Previously I have discussed the revised Texas Railroad Commission (RRC) Rule 3.70 regarding permits for pipelines. You can access my previous blogs here and here. The RRC approved that new rule on December 3. 2014, and it went into effect on March 1, 2015. You can access the text of the new rule here.
There were many comments and suggestions made during the Public Comment period required by Texas law for any new administrative rule. The RRC included a few of these suggestions in the revised rule. However, there were a number of important comments and requests that were neither significantly addressed nor included in the revised rule. These include:
1. The Texas Land and Mineral Owners Association, along with other landowner groups, commented that the new rule does not address the shortcomings highlighted by the Texas Supreme Court in the recent Denbury Green case and that even with the changes, Rule 3.70 still amounts to “registration, not adjudication” and includes no meaningful review of the eminent domain authority. The TLMA suggested adding language for the pipeline company as follows: “Applicant understands and agrees that this registration is not determinative of Applicant’s authority to utilize the power of eminent domain to acquire right of way for the pipeline referenced herein.” They also suggested that the permit should include language stating that: “The RRC is not, by granting this registration, making any determination regarding Applicant’s authority to utilize the power of eminent domain to acquire right of way for the pipeline referenced herein.”
2. Several public comments suggested that the pipeline permit process should include a full investigation of whether the factual assertions in the permit by the pipeline company are correct.
3. A number of public comments indicated that there should be public notice given for a permit as well as a public evidentiary hearing so that affected landowners could have a chance to be heard and so the factual assertions in the permit by the pipeline company could be examined.

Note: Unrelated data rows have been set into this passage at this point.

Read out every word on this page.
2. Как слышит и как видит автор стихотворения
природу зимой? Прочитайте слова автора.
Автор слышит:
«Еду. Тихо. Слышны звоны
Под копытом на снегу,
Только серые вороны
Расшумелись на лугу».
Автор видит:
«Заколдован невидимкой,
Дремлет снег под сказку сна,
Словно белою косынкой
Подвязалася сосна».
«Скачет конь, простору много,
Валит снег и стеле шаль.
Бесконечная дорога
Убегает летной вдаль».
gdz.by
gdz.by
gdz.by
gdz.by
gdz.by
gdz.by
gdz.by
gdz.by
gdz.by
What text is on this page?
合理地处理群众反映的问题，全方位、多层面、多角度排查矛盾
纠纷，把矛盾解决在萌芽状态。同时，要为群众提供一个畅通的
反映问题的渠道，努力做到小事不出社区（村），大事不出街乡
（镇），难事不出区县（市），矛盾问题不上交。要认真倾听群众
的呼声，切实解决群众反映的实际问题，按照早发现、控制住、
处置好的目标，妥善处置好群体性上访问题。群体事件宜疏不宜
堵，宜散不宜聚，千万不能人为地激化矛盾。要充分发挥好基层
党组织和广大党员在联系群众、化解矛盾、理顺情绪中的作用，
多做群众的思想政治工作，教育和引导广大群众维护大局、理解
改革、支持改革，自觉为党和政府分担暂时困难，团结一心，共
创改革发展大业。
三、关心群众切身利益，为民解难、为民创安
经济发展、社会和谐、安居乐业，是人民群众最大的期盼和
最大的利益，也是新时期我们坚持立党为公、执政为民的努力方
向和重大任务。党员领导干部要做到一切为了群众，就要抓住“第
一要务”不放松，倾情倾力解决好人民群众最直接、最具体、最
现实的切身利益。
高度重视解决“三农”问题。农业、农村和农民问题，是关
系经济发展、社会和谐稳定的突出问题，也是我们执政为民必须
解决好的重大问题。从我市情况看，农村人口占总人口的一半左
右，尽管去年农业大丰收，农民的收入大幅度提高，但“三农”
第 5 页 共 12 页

The RRC has stated that a pipeline permit is not an authorization to exercise eminent domain for pipeline easements and that the RRC classification of pipelines is used only to determine which RRC regulations apply to specific pipelines. However, when a landowner challenges a pipeline’s common carrier status in court, it is likely that a pipeline company will produce their RRC pipeline permit as evidence of their “common carrier” status. Perhaps the RRC comments to the new rule will eliminate that possibility.
The new RRC pipeline permit rule appears to have significant flaws. In the coming year, we may be able to get an idea of how the new rule functions and whether those flaws will create new problems for landowners.